In the afterlife, she soon learns that the name was not newly chosen- it was always hers. It was always her destiny to embrace her difference, her full celestial self, and rain gold onto the hands and ears of exiles still on earth, who would soon find her and be all they never got to be.
"the pain of many lives"
understanding schizophrenia as indigenous rite of passage
sneak preview
Storyteller: Santi Castro
Original topic: Schizophrenia
This myth centers a celestial being who is approached by divinities while embodying Quetzalcoatl on their home star. The divinities prophesize that their next mission is to visit earth to help generations of humans transmit and understand their generation suffering. The being is told that they will know when they are soon to return to their star when they are on their last human life, during which they will feel and experience the lives of all their human manifestations at once.

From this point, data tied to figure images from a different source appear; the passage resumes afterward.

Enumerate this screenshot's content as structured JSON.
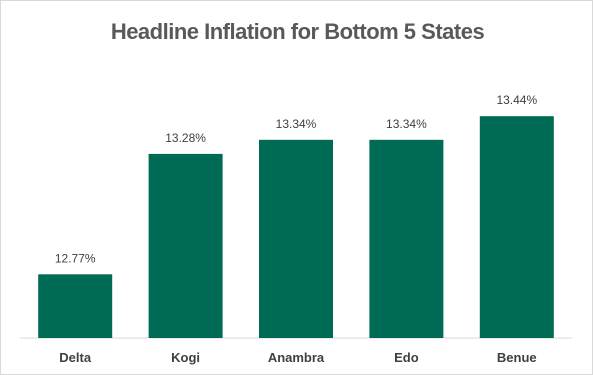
{
  "chart_data": {
    "type": "bar",
    "title": "Headline Inflation for Bottom 5 States",
    "xlabel": "",
    "ylabel": "",
    "categories": [
      "Delta",
      "Kogi",
      "Anambra",
      "Edo",
      "Benue"
    ],
    "values": [
      12.77,
      13.28,
      13.34,
      13.34,
      13.44
    ],
    "data_labels": [
      "12.77%",
      "13.28%",
      "13.34%",
      "13.34%",
      "13.44%"
    ],
    "unit": "%",
    "ylim": [
      12.5,
      13.5
    ],
    "grid": false,
    "legend": "none",
    "bar_color": "#006B54",
    "axis_color": "#d9d9d9"
  }
}
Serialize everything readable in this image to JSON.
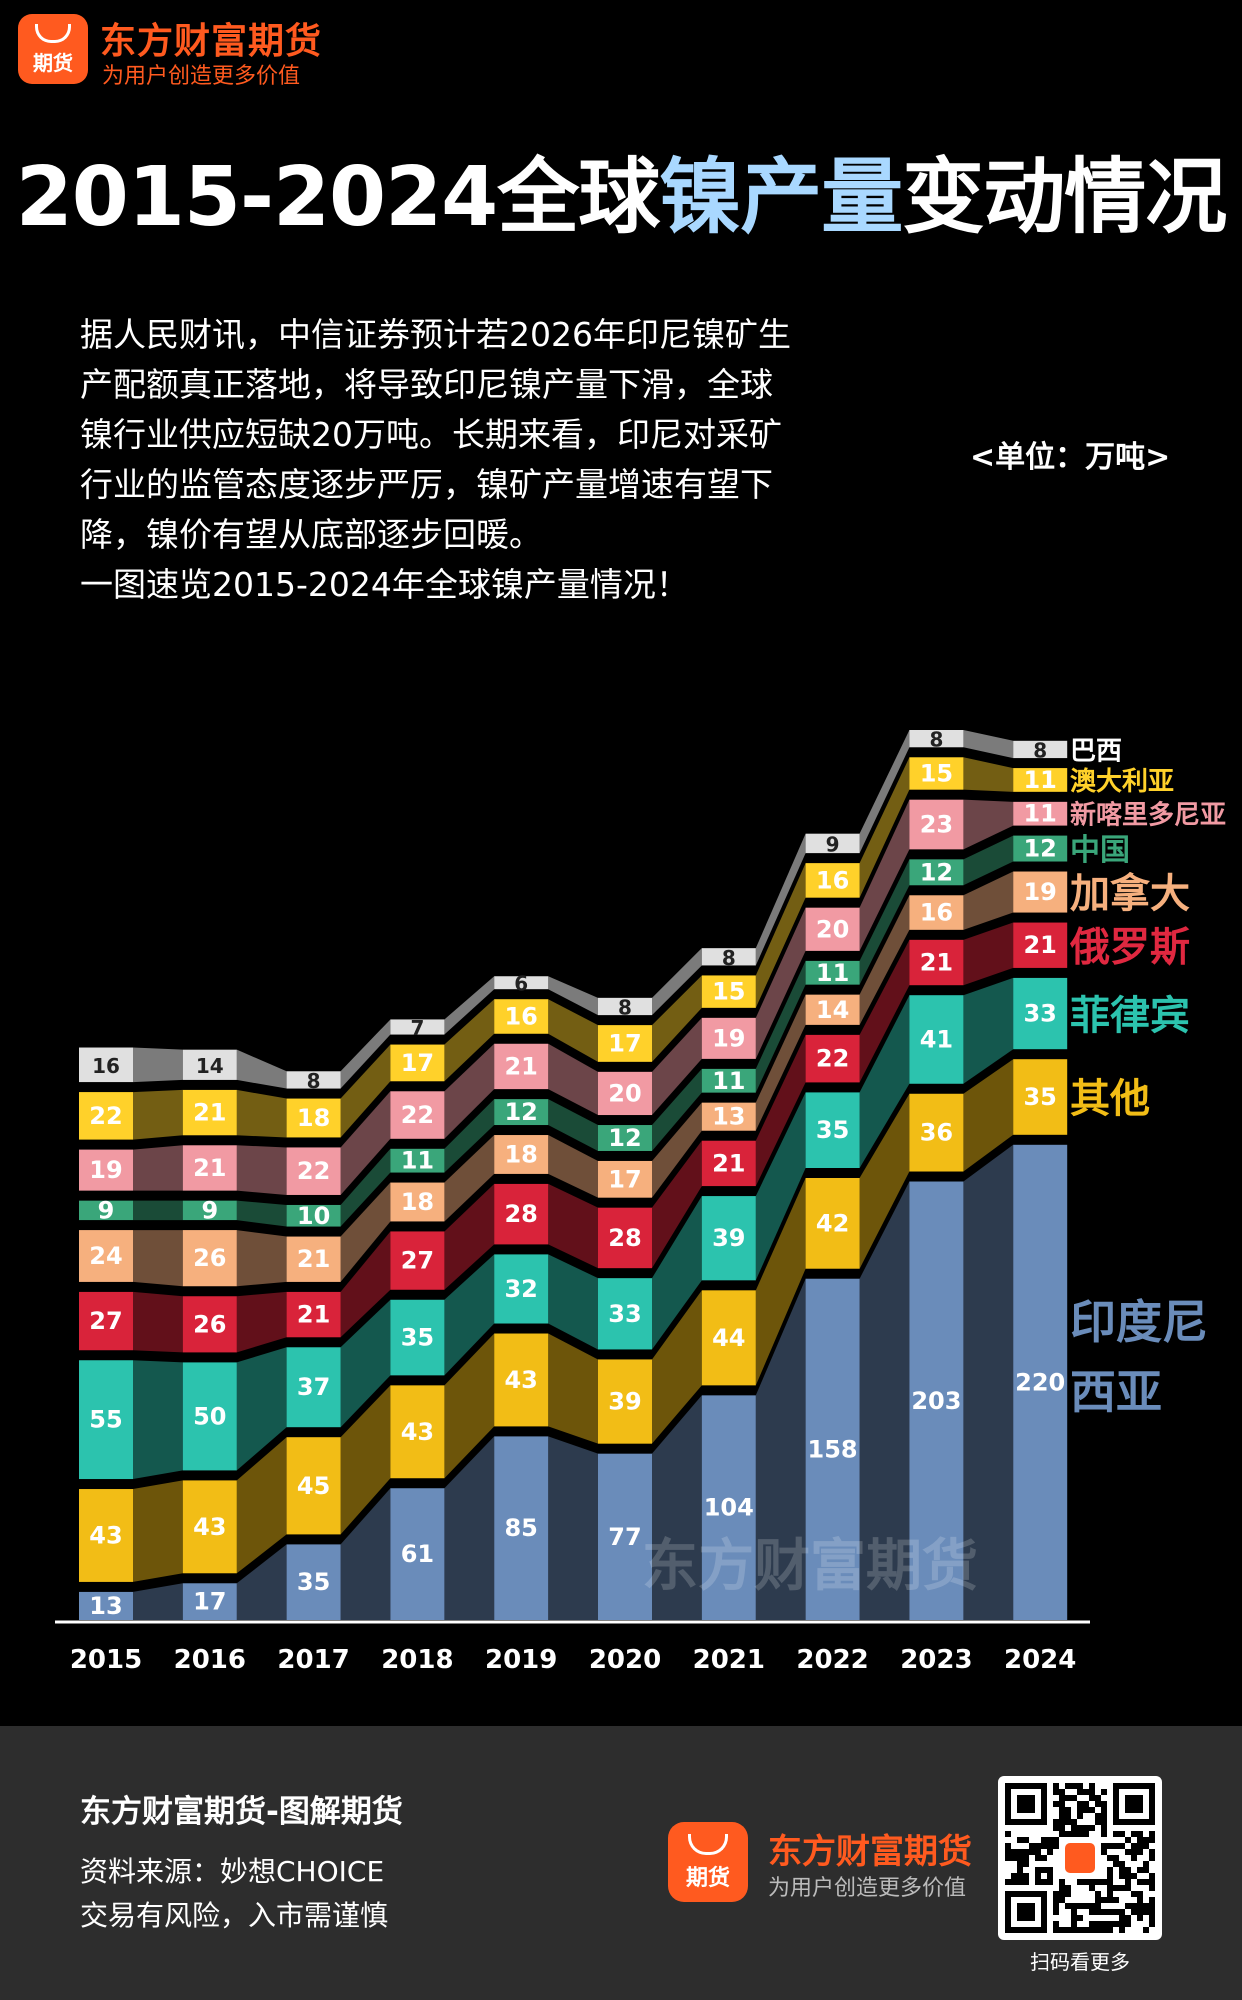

excerpt from original story session
with Santi Castro & Maya Pen
Origins of Narcolepsy
Sneak preview
Version 2 - photographed by Kenzi Crash
This myth tells the story of a mother on her death bed, desperately trying to tether her soul to her human body so that her daughter will have a chance to say goodbye. Just as her daughter is arriving, however, her soul ascends, and she begrudgingly finds herself before the Goddess of death. She begs the Goddess for five extra minutes on earth to spend with her daughter. The Goddess grants her wish, but not without warning her of the sacrifice she is making; the unending years of restlessness to come for her future lineage, who would always feel in between dimensions.
excerpt from origin story
She could hear something in the distance. The sound came to her from deep inside a locked drawer. Her daughter. She was here. In one ear: a roaring. Like an ocean; like a thousand people carrying a building through a city; like a beast in love. In the other ear: her daughter pulling into the driveway; undoing her seat belt; wiping a rogue curl from her temple; her weighted steps toward her mothers death bed.
But the Mother was no longer heavy enough to occupy her complicated body. She could not fathom how to slink back in. She was amorphous, looking over herself, expanding across the room, feeling what she had always been, staring at her empty vehicle. She watched herself with a desperate silence.